Of course, only the Karou projection had promised to leave him be, if only for a limited time. How soon before the projections of others he had ever cared about came to haunt him?He had already heard the voices of Misato and Kaji. What might they say to him in the future.

And, he more or less knew what they meant to him. But what did he really mean to them? Even if they were just figments of his own imagination, Shinji was not looking forward to confronting them.

He couldn't even deal with simple delusions, what made him think he could take on Asuka?

Did he even really WANT to face Asuka now?


So....yeah. That's what I've got going on inside Shinji's head. I'd like for the next chapter to take another peek at Asuka's head.

Truth be told, though, I'm sort of running out of steam on this whole project. When I first sat down and wrote this, I was just emptying out my thoughts. Now that I'm not as fixated on the series anymore (don't get me wrong, I still love this series to death!), I'm not thinking about it nearly as hard.

My other problem is that I know how I want the story to end, I just don't have it planned out on how to get there. I haven't really planned anything at all, I've more or less pulled this and chapters 4 and 5 out of my ass.

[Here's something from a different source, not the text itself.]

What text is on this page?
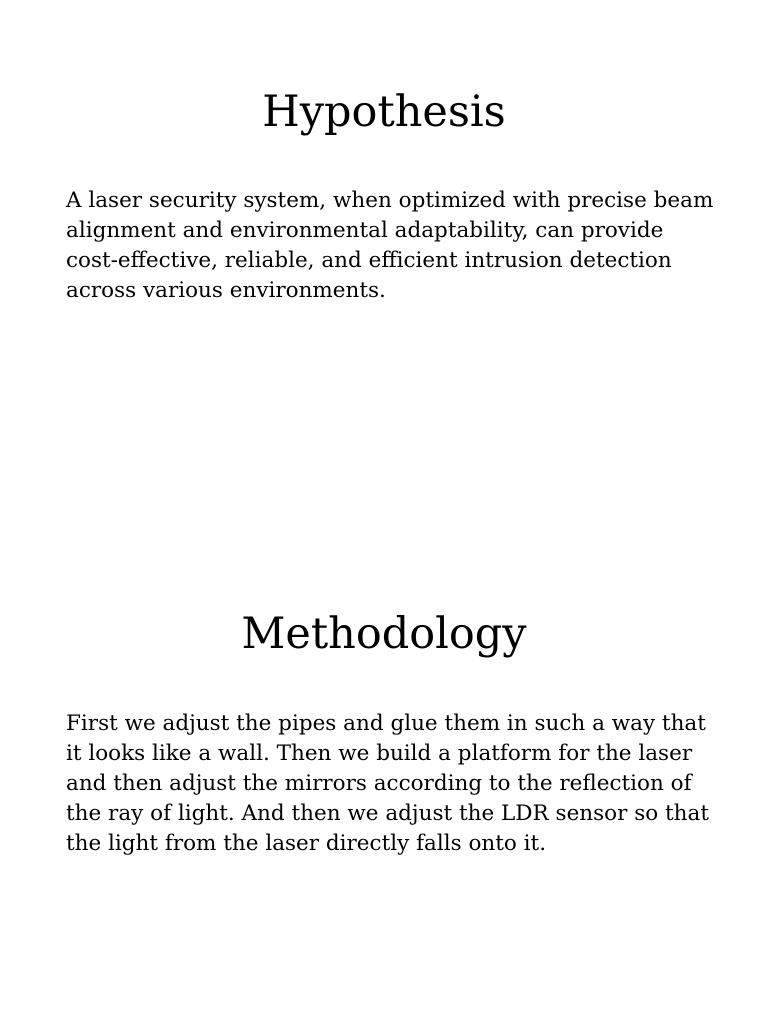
Hypothesis

A laser security system, when optimized with precise beam alignment and environmental adaptability, can provide cost-effective, reliable, and efficient intrusion detection across various environments.

Methodology

First we adjust the pipes and glue them in such a way that it looks like a wall. Then we build a platform for the laser and then adjust the mirrors according to the reflection of the ray of light. And then we adjust the LDR sensor so that the light from the laser directly falls onto it.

I'm pretty much writing these chapters on the fly one to two days before I submit them. Not a good practice, I know, so if you wonder why future chapters aren't up to par or anything, it's probably because of that.

But I don't want you guys to worry. I'm going to finish what I started, and I'm going to do it PROPERLY. Even if my writing or the story starts to suck, I'm NOT going to just cop out and write some half-assed final chapter that prematurely kills everything. However long it takes, I'm going to try to let this thing finish naturally.